The final S&P Global Japan Composite PMI, which includes both services and manufacturing, dropped to 51.1 in December from 52.0 in November. The slowdown in the services sector offset a stabilizing manufacturing sector, reflecting the broader weakening of private-sector activity. While manufacturing output stabilized after a period of decline, the service sector accounted for the majority of the slowdown.

Why Did This Happen?

The slowdown in the service sector is attributed to a combination of weaker overall demand and rising costs. Although export-related activity showed some improvement, it was not enough to offset the broader softness in domestic demand. The cost pressures are linked to higher prices for raw materials, labor, and fuel, as well as construction costs. These rising input costs have forced businesses to raise their prices, potentially affecting consumer demand.

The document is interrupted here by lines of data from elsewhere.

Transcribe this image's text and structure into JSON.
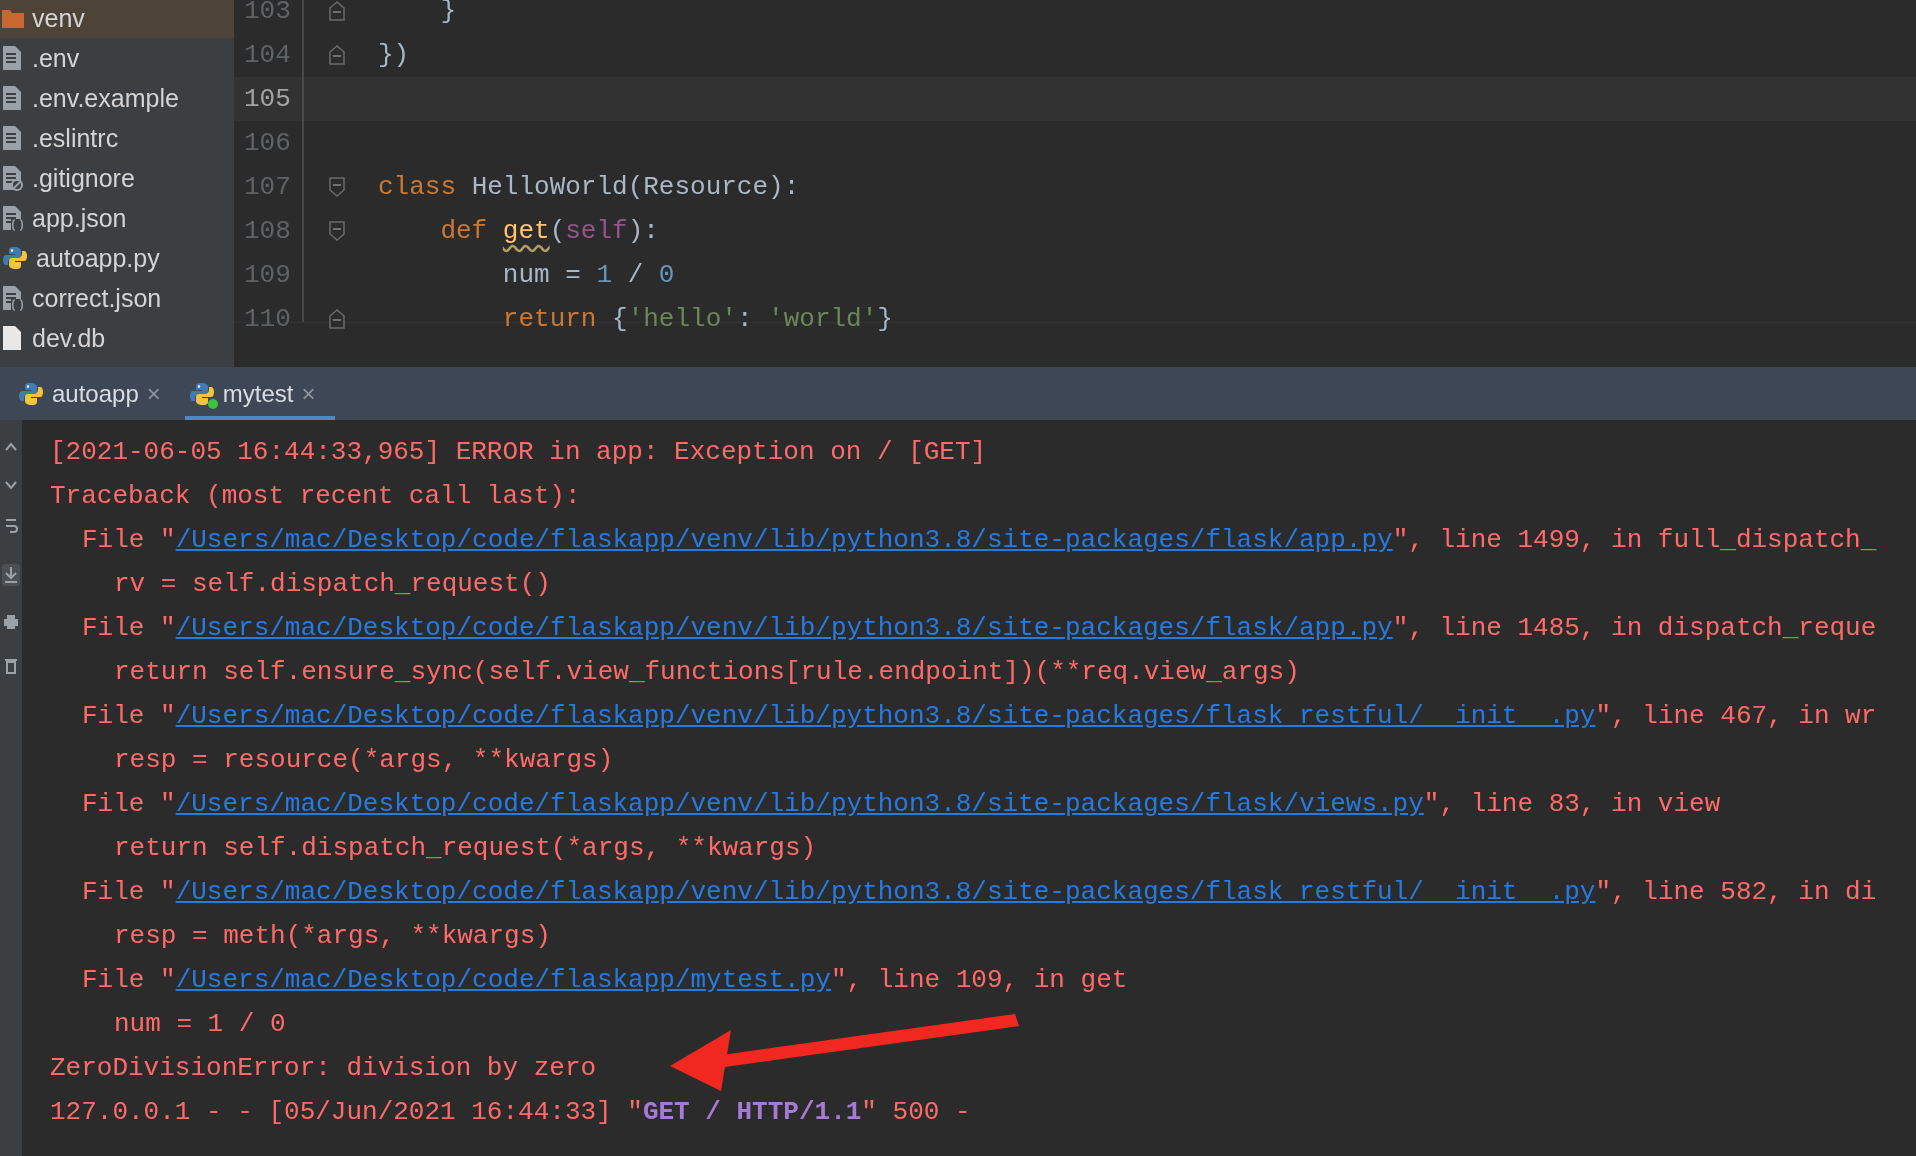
{
  "project_tree": {
    "items": [
      {
        "name": "venv",
        "kind": "folder",
        "selected": true
      },
      {
        "name": ".env",
        "kind": "text",
        "selected": false
      },
      {
        "name": ".env.example",
        "kind": "text",
        "selected": false
      },
      {
        "name": ".eslintrc",
        "kind": "text",
        "selected": false
      },
      {
        "name": ".gitignore",
        "kind": "ignore",
        "selected": false
      },
      {
        "name": "app.json",
        "kind": "json",
        "selected": false
      },
      {
        "name": "autoapp.py",
        "kind": "python",
        "selected": false
      },
      {
        "name": "correct.json",
        "kind": "json",
        "selected": false
      },
      {
        "name": "dev.db",
        "kind": "file",
        "selected": false
      }
    ]
  },
  "editor": {
    "lines": [
      {
        "number": "103",
        "current": false,
        "fold_start": false,
        "fold_end": true,
        "tokens": [
          {
            "kind": "plain",
            "text": "    }"
          }
        ]
      },
      {
        "number": "104",
        "current": false,
        "fold_start": false,
        "fold_end": true,
        "tokens": [
          {
            "kind": "plain",
            "text": "})"
          }
        ]
      },
      {
        "number": "105",
        "current": true,
        "fold_start": false,
        "fold_end": false
      },
      {
        "number": "106",
        "current": false,
        "fold_start": false,
        "fold_end": false
      },
      {
        "number": "107",
        "current": false,
        "fold_start": true,
        "fold_end": false,
        "tokens": [
          {
            "kind": "keyword",
            "text": "class "
          },
          {
            "kind": "plain",
            "text": "HelloWorld(Resource):"
          }
        ]
      },
      {
        "number": "108",
        "current": false,
        "fold_start": true,
        "fold_end": false,
        "tokens": [
          {
            "kind": "keyword",
            "text": "    def "
          },
          {
            "kind": "function",
            "text": "get",
            "warning": true
          },
          {
            "kind": "plain",
            "text": "("
          },
          {
            "kind": "self",
            "text": "self"
          },
          {
            "kind": "plain",
            "text": "):"
          }
        ]
      },
      {
        "number": "109",
        "current": false,
        "fold_start": false,
        "fold_end": false,
        "tokens": [
          {
            "kind": "plain",
            "text": "        num = "
          },
          {
            "kind": "number",
            "text": "1"
          },
          {
            "kind": "plain",
            "text": " / "
          },
          {
            "kind": "number",
            "text": "0"
          }
        ]
      },
      {
        "number": "110",
        "current": false,
        "fold_start": false,
        "fold_end": true,
        "tokens": [
          {
            "kind": "keyword",
            "text": "        return "
          },
          {
            "kind": "plain",
            "text": "{"
          },
          {
            "kind": "string",
            "text": "'hello'"
          },
          {
            "kind": "plain",
            "text": ": "
          },
          {
            "kind": "string",
            "text": "'world'"
          },
          {
            "kind": "plain",
            "text": "}"
          }
        ]
      }
    ]
  },
  "run_tabs": [
    {
      "label": "autoapp",
      "selected": false,
      "running": false,
      "close": "×"
    },
    {
      "label": "mytest",
      "selected": true,
      "running": true,
      "close": "×"
    }
  ],
  "console": {
    "lines": [
      {
        "kind": "message",
        "parts": [
          {
            "kind": "text",
            "text": "[2021-06-05 16:44:33,965] ERROR in app: Exception on / [GET]"
          }
        ]
      },
      {
        "kind": "message",
        "parts": [
          {
            "kind": "text",
            "text": "Traceback (most recent call last):"
          }
        ]
      },
      {
        "kind": "frame",
        "parts": [
          {
            "kind": "text",
            "text": "File \""
          },
          {
            "kind": "link",
            "text": "/Users/mac/Desktop/code/flaskapp/venv/lib/python3.8/site-packages/flask/app.py"
          },
          {
            "kind": "text",
            "text": "\", line 1499, in full_dispatch_"
          }
        ]
      },
      {
        "kind": "source",
        "parts": [
          {
            "kind": "text",
            "text": "rv = self.dispatch_request()"
          }
        ]
      },
      {
        "kind": "frame",
        "parts": [
          {
            "kind": "text",
            "text": "File \""
          },
          {
            "kind": "link",
            "text": "/Users/mac/Desktop/code/flaskapp/venv/lib/python3.8/site-packages/flask/app.py"
          },
          {
            "kind": "text",
            "text": "\", line 1485, in dispatch_reque"
          }
        ]
      },
      {
        "kind": "source",
        "parts": [
          {
            "kind": "text",
            "text": "return self.ensure_sync(self.view_functions[rule.endpoint])(**req.view_args)"
          }
        ]
      },
      {
        "kind": "frame",
        "parts": [
          {
            "kind": "text",
            "text": "File \""
          },
          {
            "kind": "link",
            "text": "/Users/mac/Desktop/code/flaskapp/venv/lib/python3.8/site-packages/flask_restful/__init__.py"
          },
          {
            "kind": "text",
            "text": "\", line 467, in wr"
          }
        ]
      },
      {
        "kind": "source",
        "parts": [
          {
            "kind": "text",
            "text": "resp = resource(*args, **kwargs)"
          }
        ]
      },
      {
        "kind": "frame",
        "parts": [
          {
            "kind": "text",
            "text": "File \""
          },
          {
            "kind": "link",
            "text": "/Users/mac/Desktop/code/flaskapp/venv/lib/python3.8/site-packages/flask/views.py"
          },
          {
            "kind": "text",
            "text": "\", line 83, in view"
          }
        ]
      },
      {
        "kind": "source",
        "parts": [
          {
            "kind": "text",
            "text": "return self.dispatch_request(*args, **kwargs)"
          }
        ]
      },
      {
        "kind": "frame",
        "parts": [
          {
            "kind": "text",
            "text": "File \""
          },
          {
            "kind": "link",
            "text": "/Users/mac/Desktop/code/flaskapp/venv/lib/python3.8/site-packages/flask_restful/__init__.py"
          },
          {
            "kind": "text",
            "text": "\", line 582, in di"
          }
        ]
      },
      {
        "kind": "source",
        "parts": [
          {
            "kind": "text",
            "text": "resp = meth(*args, **kwargs)"
          }
        ]
      },
      {
        "kind": "frame",
        "parts": [
          {
            "kind": "text",
            "text": "File \""
          },
          {
            "kind": "link",
            "text": "/Users/mac/Desktop/code/flaskapp/mytest.py"
          },
          {
            "kind": "text",
            "text": "\", line 109, in get"
          }
        ]
      },
      {
        "kind": "source",
        "parts": [
          {
            "kind": "text",
            "text": "num = 1 / 0"
          }
        ]
      },
      {
        "kind": "message",
        "parts": [
          {
            "kind": "text",
            "text": "ZeroDivisionError: division by zero"
          }
        ]
      },
      {
        "kind": "message",
        "parts": [
          {
            "kind": "text",
            "text": "127.0.0.1 - - [05/Jun/2021 16:44:33] \""
          },
          {
            "kind": "request",
            "text": "GET / HTTP/1.1"
          },
          {
            "kind": "text",
            "text": "\" 500 -"
          }
        ]
      }
    ]
  }
}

Businesses are also grappling with the challenge of maintaining margins while remaining competitive in a price-sensitive market. Analysts at S&P Global note that firms are seeking to pass on costs to clients where possible, but this strategy carries the risk of reducing sales if prices become too burdensome.

How Did Markets React?

The slowdown in Japan's service sector has implications for global investors, particularly those with exposure to the Japanese economy. The service sector is a significant component of Japan's economy, and a moderation in growth could affect related industries and supply chains. The Composite PMI decline also highlights the broader softness in private-sector activity, which could influence policy decisions, particularly if the slowdown persists.

Investor sentiment has been cautious, with the data reinforcing concerns about inflation and economic momentum. While business confidence remains strong, the combination of higher costs and slower demand may affect short-term performance in the sector. Analysts are monitoring whether the slowdown will lead to further monetary policy adjustments or if the BoJ will maintain its current stance.